Photo: Michael moves into full wheel pose, with aid from friend and Desirée

Why an evening practice can help

Photo: Michael moves into full wheel pose, with aid from friend and Desirée
Urdhva Dhanurasana or wheel pose

I was trying to explain to Desirée Rumbaugh at the workshop this weekend why I did an evening restorative practice of twists and forward folds (and other poses), and I fell back on the old standby of needing to do a restorative practice to relax and to slow the body down for sleep. I know there are nights when I can’t get to sleep without 20-40 minutes of floor work.

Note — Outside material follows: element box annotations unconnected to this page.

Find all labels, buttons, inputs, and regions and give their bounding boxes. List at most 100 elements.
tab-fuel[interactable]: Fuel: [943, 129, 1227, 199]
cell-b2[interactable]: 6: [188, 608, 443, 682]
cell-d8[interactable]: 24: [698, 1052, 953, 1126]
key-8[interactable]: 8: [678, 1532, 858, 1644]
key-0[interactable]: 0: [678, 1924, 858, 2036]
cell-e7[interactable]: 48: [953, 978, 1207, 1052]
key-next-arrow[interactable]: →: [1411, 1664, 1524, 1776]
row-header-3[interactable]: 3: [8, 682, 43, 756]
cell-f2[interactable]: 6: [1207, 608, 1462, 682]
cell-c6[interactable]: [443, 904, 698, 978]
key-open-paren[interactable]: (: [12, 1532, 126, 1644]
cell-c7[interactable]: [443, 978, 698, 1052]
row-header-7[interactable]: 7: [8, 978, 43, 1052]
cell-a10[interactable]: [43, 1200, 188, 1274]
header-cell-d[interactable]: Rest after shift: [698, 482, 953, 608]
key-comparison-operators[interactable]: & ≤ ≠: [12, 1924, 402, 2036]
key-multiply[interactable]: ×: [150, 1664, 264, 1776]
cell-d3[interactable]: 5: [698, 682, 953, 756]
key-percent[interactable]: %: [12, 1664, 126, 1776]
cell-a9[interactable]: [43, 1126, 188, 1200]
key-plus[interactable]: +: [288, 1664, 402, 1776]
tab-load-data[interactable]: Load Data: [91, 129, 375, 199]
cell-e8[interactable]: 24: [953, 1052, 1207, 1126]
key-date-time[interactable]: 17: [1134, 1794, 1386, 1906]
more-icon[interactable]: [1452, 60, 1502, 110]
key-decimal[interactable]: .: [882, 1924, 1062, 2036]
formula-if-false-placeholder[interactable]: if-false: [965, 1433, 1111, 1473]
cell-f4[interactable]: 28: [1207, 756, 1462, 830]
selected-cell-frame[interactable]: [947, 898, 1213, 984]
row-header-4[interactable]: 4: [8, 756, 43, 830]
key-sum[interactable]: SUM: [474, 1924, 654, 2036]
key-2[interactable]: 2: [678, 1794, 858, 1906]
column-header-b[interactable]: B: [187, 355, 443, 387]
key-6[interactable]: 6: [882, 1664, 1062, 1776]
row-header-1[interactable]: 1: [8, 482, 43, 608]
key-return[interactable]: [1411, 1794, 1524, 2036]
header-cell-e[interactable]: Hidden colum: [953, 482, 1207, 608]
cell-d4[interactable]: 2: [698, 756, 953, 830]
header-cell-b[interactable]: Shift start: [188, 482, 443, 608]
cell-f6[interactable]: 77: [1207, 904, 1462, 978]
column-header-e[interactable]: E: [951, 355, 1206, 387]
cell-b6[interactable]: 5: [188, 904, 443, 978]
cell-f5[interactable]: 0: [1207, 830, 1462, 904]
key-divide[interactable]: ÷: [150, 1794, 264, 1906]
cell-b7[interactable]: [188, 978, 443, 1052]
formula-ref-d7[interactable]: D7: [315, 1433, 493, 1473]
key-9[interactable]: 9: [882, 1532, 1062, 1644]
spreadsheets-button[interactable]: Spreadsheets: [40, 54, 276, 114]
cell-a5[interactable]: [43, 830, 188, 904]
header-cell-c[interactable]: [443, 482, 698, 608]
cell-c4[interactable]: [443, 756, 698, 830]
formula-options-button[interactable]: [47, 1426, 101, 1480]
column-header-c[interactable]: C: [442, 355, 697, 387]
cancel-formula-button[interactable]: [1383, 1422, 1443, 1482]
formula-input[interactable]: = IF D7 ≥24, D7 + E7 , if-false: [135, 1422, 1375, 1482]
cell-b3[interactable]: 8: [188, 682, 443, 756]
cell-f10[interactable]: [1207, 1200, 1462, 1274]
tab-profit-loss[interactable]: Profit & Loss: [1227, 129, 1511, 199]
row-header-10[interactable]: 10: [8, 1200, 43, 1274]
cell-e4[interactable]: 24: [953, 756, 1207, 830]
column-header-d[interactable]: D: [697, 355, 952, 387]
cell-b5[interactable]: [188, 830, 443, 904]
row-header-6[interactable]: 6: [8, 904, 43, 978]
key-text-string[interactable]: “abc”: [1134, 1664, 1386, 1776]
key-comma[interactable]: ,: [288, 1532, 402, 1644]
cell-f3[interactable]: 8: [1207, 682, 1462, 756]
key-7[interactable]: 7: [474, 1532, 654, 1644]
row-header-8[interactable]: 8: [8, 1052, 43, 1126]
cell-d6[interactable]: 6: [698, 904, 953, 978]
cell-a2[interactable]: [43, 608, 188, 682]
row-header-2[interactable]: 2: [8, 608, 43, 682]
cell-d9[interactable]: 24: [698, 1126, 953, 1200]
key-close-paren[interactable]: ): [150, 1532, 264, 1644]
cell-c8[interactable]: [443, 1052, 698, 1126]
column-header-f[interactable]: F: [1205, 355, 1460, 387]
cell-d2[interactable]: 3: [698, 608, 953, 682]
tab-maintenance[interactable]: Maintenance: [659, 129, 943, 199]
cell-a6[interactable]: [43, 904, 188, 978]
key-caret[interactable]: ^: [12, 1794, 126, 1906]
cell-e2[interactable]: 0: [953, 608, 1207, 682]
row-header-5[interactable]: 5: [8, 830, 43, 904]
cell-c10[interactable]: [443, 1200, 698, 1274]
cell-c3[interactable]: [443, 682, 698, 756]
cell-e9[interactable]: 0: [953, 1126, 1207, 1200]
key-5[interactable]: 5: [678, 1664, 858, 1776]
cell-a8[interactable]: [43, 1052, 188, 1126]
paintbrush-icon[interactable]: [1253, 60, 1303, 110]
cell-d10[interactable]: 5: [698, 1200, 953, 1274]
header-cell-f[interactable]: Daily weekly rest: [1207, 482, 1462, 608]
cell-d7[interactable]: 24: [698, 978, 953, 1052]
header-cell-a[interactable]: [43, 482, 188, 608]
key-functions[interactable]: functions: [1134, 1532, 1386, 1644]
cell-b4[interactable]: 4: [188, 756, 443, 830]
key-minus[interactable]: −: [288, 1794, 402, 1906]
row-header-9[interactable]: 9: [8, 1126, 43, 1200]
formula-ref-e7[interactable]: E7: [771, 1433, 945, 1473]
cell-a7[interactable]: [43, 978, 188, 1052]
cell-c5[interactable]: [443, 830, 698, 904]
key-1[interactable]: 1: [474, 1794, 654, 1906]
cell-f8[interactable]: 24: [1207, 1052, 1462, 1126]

It then occurred to me that this nightly routine was a way of wiping clean the imprint left on the body of bad posture, chair sitting, keyboard hunching, and muscular atrophy that the modern world imposes on the human body. Even a vinyasa class may not be enough to clear out the bad habits because I rarely hold the asanas long enough to annul the patterning in the tissues. The extended yin/restorative practice is a kind of body reset that relies more on letting go rather than exerting effort to muscle through barriers.

I’ve been doing this routine for about a year now. It undoubtedly takes much longer to reverse years of self-inflicted body deformation, which is why I had to sit in front of the TV watching World Cup soccer games in variations of forward folds for hours on end to get beyond what seemed like an arbitrary stop point, a 90-degree angle. I thought that I was bumping up against a physical limit.